Exclusion, that is, disqualification only ensures that language remains one-sided and therefore, in stasis, that is to say, stagnant but without the entendre of living organisms superflurishing in a swamp. We're talking frozen solid like an iceberg or rock. Otherwise the invalid can only limp along with a persuasive crutch. The only discourse is its own, a monologue when even floppy ears are not included. Extracted from their context like a corn-cob from Illinois, even they are not immortal. Like lies, Pharaohs burn hot when subjected to a flame which shares the essences of fire. The transparent substance of a truth is likely leaky, but everyone has seen a liar.

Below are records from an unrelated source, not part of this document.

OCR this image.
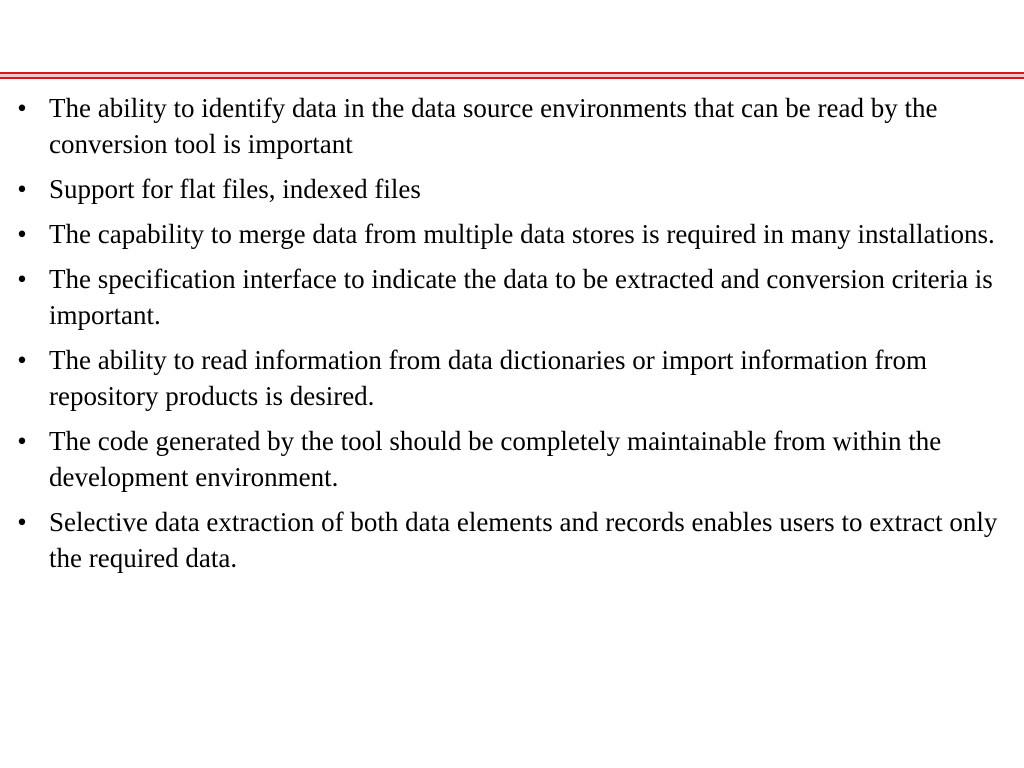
• The ability to identify data in the data source environments that can be read by the conversion tool is important
• Support for flat files, indexed files
• The capability to merge data from multiple data stores is required in many installations.
• The specification interface to indicate the data to be extracted and conversion criteria is important.
• The ability to read information from data dictionaries or import information from repository products is desired.
• The code generated by the tool should be completely maintainable from within the development environment.
• Selective data extraction of both data elements and records enables users to extract only the required data.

Besides the confusion of criteria with "class" in the construction of categories (most of which, like brackets, are not but artificial or political means for boxing within boxes) there's the same amnesiatic condition antagonistically prevailing. To wit: for human sorts at least not swimming in the sea in schools of parrots, there's no social anything without a bit of languaging. If one can't see its own reflection, could we ever even sense there is another in the world, even as a possibility? What chance then have other words or worlds existing, without coinciting a reality or kindle its untwisting? It may not be the language after all producing cosmic order, but it's arrogant rules of grammar which insist that, despiting eyes and nose and ears and toes, meaning or semantic system is more synonymous with the thing which makes most sense than any tongue or organ.